Por P. Joaquín Antonio Peñalosa
Empieza la temporada en que los papás se miran urgidos de comprar juguetes a los hijos pequeños. Un niño sin juguetes es un niño a medias. Un manco, un inválido, un paralítico a perpetuidad si no tiene con qué jugar. El juego le es una necesidad vital, es su creación y trabajo, la expresión de la vitalidad y de la imaginación que lo distinguen.
Todo puede convertirlo en juguete y un juguete puede convertirse en todo. Un simple bastón puede interesar más a un niño que el tren eléctrico más sofisticado. Porque el trenecito sólo sabe correr por la vía y anunciar su llegada con un silbato; mientras que el bastón puede ser sucesivamente caballo de carreras, flecha en el aire, bate de béisbol, automóvil de cinco velocidades o caña de pescar. Mira, ya pesqué un pescadito color de semáforo. Nada tan real para los niños como su mundo irreal construido de sueños como nubes.

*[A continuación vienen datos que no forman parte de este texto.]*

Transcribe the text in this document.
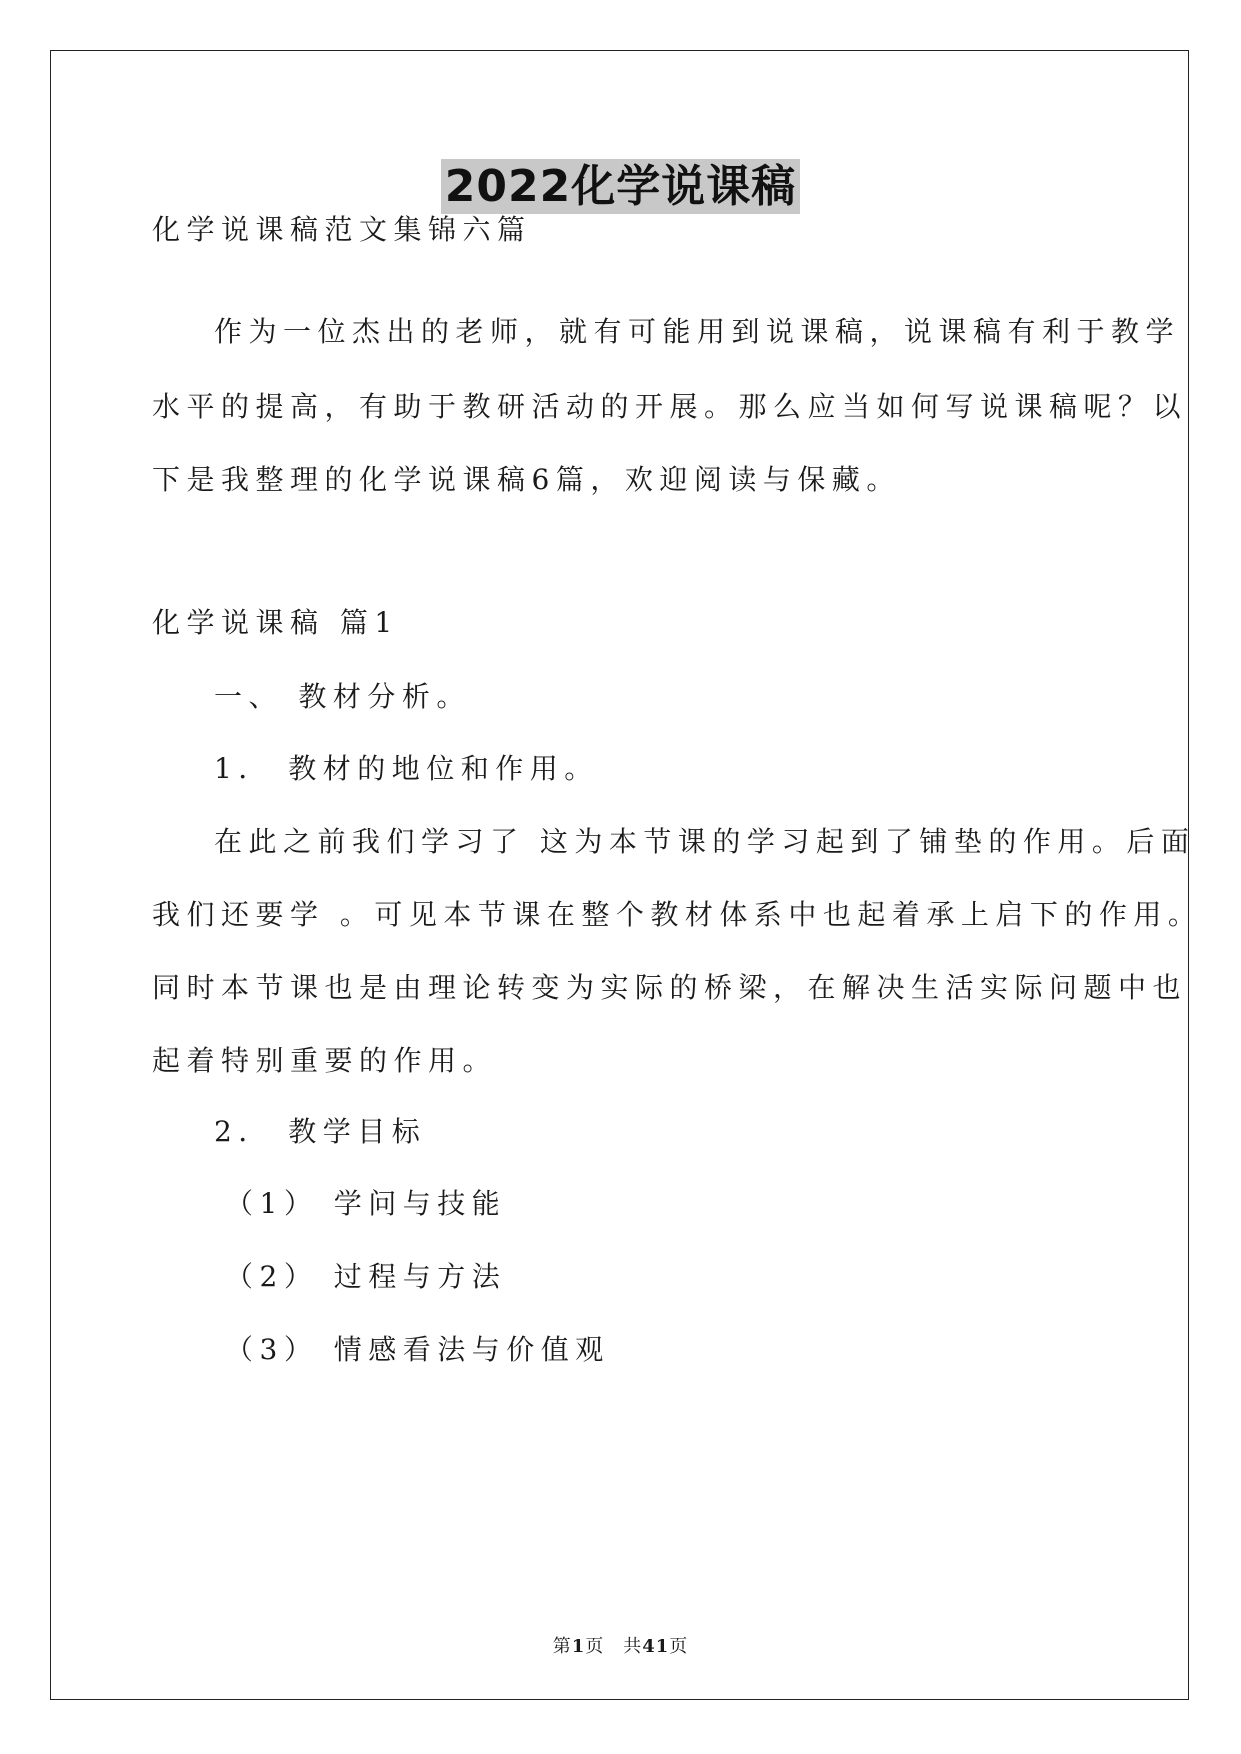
2022化学说课稿
化学说课稿范文集锦六篇
作为一位杰出的老师，就有可能用到说课稿，说课稿有利于教学
水平的提高，有助于教研活动的开展。那么应当如何写说课稿呢？以
下是我整理的化学说课稿6篇，欢迎阅读与保藏。
化学说课稿 篇1
一、 教材分析。
1． 教材的地位和作用。
在此之前我们学习了 这为本节课的学习起到了铺垫的作用。后面
我们还要学 。可见本节课在整个教材体系中也起着承上启下的作用。
同时本节课也是由理论转变为实际的桥梁，在解决生活实际问题中也
起着特别重要的作用。
2． 教学目标
（1） 学问与技能
（2） 过程与方法
（3） 情感看法与价值观
第1页　共41页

Jugando, el niño aprende la libertad y la disciplina que pide el juego colectivo. Si un niño deroga las reglas del juego, el grupo lo corrige y lo somete a la obediencia. Por otra parte, el juego de los niños, mucho más allá de una simple distracción, significa un esbozo del desarrollo ulterior del hombre, es un ensayo de la vida que le espera, un excelente modo inicial para saber relacionarse con los demás. Por eso los papás deben preferir para sus hijos, los juguetes que los hacen participar en equipo y no aislarse en solitario.
Los juguetes que deberían abolir de inmediato los gobiernos, las fábricas, los comercios y los padres de familia son los juguetes bélicos. El tanquecito de guerra, el cañón, la pistola, la metralleta, el avión bombardero y demás símbolos de realidades de la destrucción, de la hostilidad y de la muerte. Apenas un chiquillo recibió de sus cándidos papás, el regalo de una pistola de juguete corrió envalentonado hacia la abuela que dormitaba en la silla de ruedas, mientras le gritaba: Te voy a matar. Para eso sirven
precisamente las pistolas.
El periódico dijo que un hombre encapuchado entró a una joyería pistola en mano. Esto es un asalto. Ordenó al empleado que le entregara el dinero de la caja. Luego llenó una bolsa con relojes finos, anillos y pulseras de oro. Tírate al suelo o te mato. Ya en el automóvil de la huida, el ladrón sonreía satisfecho porque una simple pistola de plástico, un juguete de niño, de apariencia igual a una pistola de verdad, le había bastado para el atraco.
Si apostamos por la paz y la fraternidad es preciso decir no a los juguetes bélicos.
* Artículo publicado en El Sol de México, 8 de diciembre de 1994; El Sol de San Luis, 17 de diciembre de 1994.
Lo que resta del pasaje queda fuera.